Quadruped<i>um praestant oculi, cerebella volucrum:

Uda tamen nimium, ni piper addis erunt.

Ed Eliogabalo, il quale non ebbe altro tipo di vita se non quello di cercare come ottenere un rinnovato piacere, piuttosto spesso per imitare Apicio, come riferisce Elio Lampridio, mangiò le creste di galli vivi, e parimenti gli stinchi dei cammelli, le lingue dei pavoni e degli usignoli. Anche il cervello viene cucinato, e viene soprattutto mangiato lievemente arrostito con poco sale. In verità acuisce in modo particolare la mente. Il medico e poeta Giovanni Battista Fiera loda questi piccoli cervelli, ma con l’aggiunta di pepe per attenuarne l’umidità: infatti dice:

Sono eccellenti gli occhi dei quadrupedi, i cervelli degli uccelli.

Tuttavia questi saranno troppo umidi se non vi aggiungi del pepe.

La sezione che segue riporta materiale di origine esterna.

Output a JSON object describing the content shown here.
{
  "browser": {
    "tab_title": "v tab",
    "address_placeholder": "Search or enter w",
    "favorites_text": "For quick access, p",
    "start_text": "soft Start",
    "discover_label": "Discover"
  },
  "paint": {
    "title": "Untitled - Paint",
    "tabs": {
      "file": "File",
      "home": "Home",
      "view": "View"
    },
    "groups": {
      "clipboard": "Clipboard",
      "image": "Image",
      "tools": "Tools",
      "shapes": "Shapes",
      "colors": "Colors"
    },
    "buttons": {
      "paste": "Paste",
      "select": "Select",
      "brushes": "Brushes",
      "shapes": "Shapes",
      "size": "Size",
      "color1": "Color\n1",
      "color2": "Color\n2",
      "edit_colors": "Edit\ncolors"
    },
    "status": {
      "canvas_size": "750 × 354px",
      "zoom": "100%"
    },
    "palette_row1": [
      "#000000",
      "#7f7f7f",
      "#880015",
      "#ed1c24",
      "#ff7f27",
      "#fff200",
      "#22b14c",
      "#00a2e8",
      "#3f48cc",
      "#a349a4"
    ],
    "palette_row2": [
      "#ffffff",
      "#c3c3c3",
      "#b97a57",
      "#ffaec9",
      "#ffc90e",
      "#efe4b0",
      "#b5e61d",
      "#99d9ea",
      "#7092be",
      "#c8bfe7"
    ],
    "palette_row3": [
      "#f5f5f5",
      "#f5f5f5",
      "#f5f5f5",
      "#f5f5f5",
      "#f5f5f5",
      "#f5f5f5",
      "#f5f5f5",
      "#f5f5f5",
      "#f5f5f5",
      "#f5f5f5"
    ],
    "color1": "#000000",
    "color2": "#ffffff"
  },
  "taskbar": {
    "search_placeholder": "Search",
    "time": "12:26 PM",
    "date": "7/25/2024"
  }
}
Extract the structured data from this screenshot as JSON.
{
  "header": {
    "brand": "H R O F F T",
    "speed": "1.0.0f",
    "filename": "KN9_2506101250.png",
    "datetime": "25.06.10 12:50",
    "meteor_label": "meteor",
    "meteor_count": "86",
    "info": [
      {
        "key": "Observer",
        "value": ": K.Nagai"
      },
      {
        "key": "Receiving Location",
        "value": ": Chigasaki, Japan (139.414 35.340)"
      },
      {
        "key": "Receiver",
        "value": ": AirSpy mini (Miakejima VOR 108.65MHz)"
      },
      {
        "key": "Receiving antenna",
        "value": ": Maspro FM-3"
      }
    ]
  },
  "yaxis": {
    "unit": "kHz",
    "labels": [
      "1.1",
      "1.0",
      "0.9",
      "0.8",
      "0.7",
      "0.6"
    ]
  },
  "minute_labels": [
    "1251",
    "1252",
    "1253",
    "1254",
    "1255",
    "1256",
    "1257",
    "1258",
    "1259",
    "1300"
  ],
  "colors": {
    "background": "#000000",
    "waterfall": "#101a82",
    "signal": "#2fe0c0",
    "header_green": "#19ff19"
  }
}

Iecinora harum avium inter omnia edulia Cardanus celebrat. Rasis vero ex Galeno[3] inter hepat<i>a primatum Anserino tribuit, idque quia humidius, et tenerius, ita etiam sapore suavius esse ait, secundam vero laudem Gallinaceo ascribit. Est tamen, et hoc humidum quod idem Fiera hoc carmine docet, inquiens.

 Colla iecurque calent, sed colla fluentibus hument,

 Gallina, Anser, Anas mollius hepar habent.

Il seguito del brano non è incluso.